Special Coverage: Retroviruses Conference 2006
Study says triple NRTI regimens are not as effective as those also containing NNRTI
Men and women fared the same under treatment
A recent study that compares non-protease inhibitor regimens found that patients taking a triple nucleoside reverse transcriptase inhibitor (NRTI) regimen do not achieve as effective viral suppression as those taking a regimen containing two NRTIs and one non-nucleoside reverse transcriptase inhibitor (NNRTI).1
"As the main study found, a triple nucleoside regimen does not achieve as good a response and less people are as likely to get good suppression of viral load as people who start antiretroviral therapy with a NNRTI-containing regimen," says Kathleen Squires, MD, professor of medicine and director of the Division of Infectious Diseases, at Jefferson Medical College, Thomas Jefferson University in Philadelphia, PA.
The phase III, double-blind, placebo-controlled study randomized patients to take zidovudine (ZDV)/lamivudine (3TC)/abacavir (ABC), or ZDV, 3TC, and efavirenz (EFV), or ZDV, 3TC, ABC plus efavirenz.1
"Our first major objective was to see whether the drop in viral load would be the same across the three arms of the study," Squires says. "The other objective was to look at how rapidly viral load falls, measure the frequency determination in the regimens, and show the dynamics of HIV infection."

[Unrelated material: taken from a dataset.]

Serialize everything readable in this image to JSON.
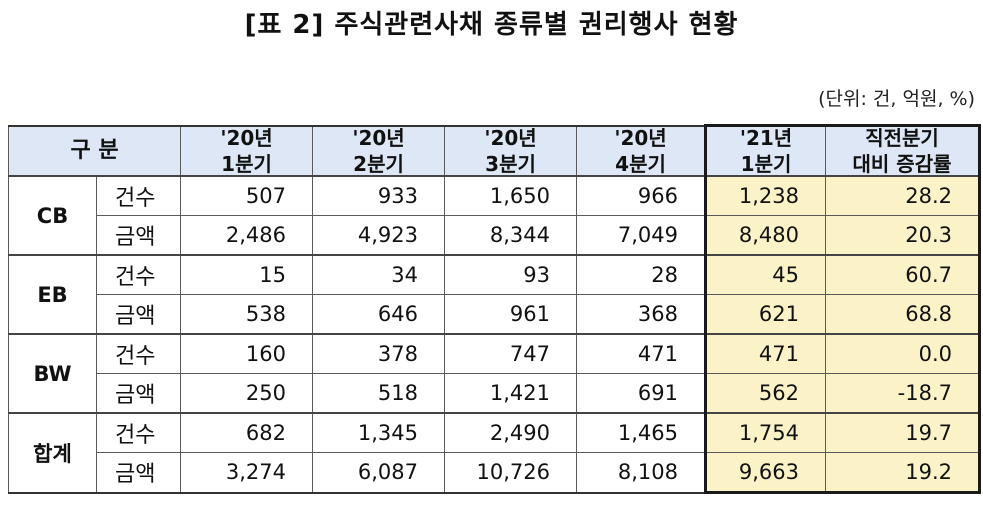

Investigators also were interested in whether viral suppression would differ between men and women since most studies are done primarily with men and some data has suggested that viral loads in men and women are somewhat different, Squires notes.
"The second objective was to look at whether there were differences in viral loads of men and women when they started the study and then see how fast viral load fell in men and women once they started therapy," Squires adds.
Most of the participants of the main study were willing to have their blood drawn on nearly a daily basis, and they agreed to participate in the sub-study, she says.
Analysis of the three treatment arms showed that viral decay was faster in one of the two efavirenz arms. The arm that contained efavirenz plus two NRTIs resulted in more rapid viral decay than the triple-NRTI arm and the triple NRTI plus NNRTI arm, Squires says.
"There was a trend with the triple-nucleoside arm, but there was no statistical difference," she adds. "The parent study was stopped because the triple-nucleoside arm was not performing as well as the efavirenz plus two NRTI arm."
The gender analysis found that the patients all had fairly advanced HIV infection, and there was no difference at baseline in the viral loads of men and women, Squires says.
"When we measured viral dynamics there was no difference in the rate at which viral load fell in men and women after starting therapy," Squires says. "That tells us the drug regimens are equally effective in men and women."
This information is important because existing data from clinical trials come primarily from men, she notes.
"We know for a lot of disease conditions men and women are different in terms of responses to therapy and symptoms and so forth," Squires explains. "So it's important to look at both men and women and say these drugs do the same thing or different things, and in this study we can say the drug's ability to lower viral load appears to be equally effective in both men and women."
The patients included in this research had fairly advanced HIV disease with a median CD4 cell count at the time they started therapy of 250, Squires says.
"At the time this clinical trial started, it was at a time when we weren't treating HIV patients until they were more advanced in their infection," Squires says.
"The retroviruses conference may change that because of some of the presentations," Squires adds. "There is accumulating evidence that perhaps it's not as good to wait until patients are more advanced in HIV disease, especially since the regimens we're using today are much easier for patients to take in terms of number of pills, times of day, and in terms of side effects, which tend to be much milder than what we saw previously."
The latest research, including studies presented at the 13th Conference on Retroviruses and Opportunistic Infections, held Feb. 5-8, 2006, in Denver, CO, suggests that maybe HIV clinicians are waiting too long to treat patients, Squires says.
- Squires KE, et al. ACTG A5166s: viral decay rates in men and women receiving triple-nucleoside (NRTI)-or Efavirenz (EFV)-containing antiretroviral therapy: Viral Dynamics Substudy of ACTG A5095. Presented at the 13th Conference on Retroviruses and Opportunistic Infections, held Feb. 5-8, 2006, in Denver, CO. Abstract: 110.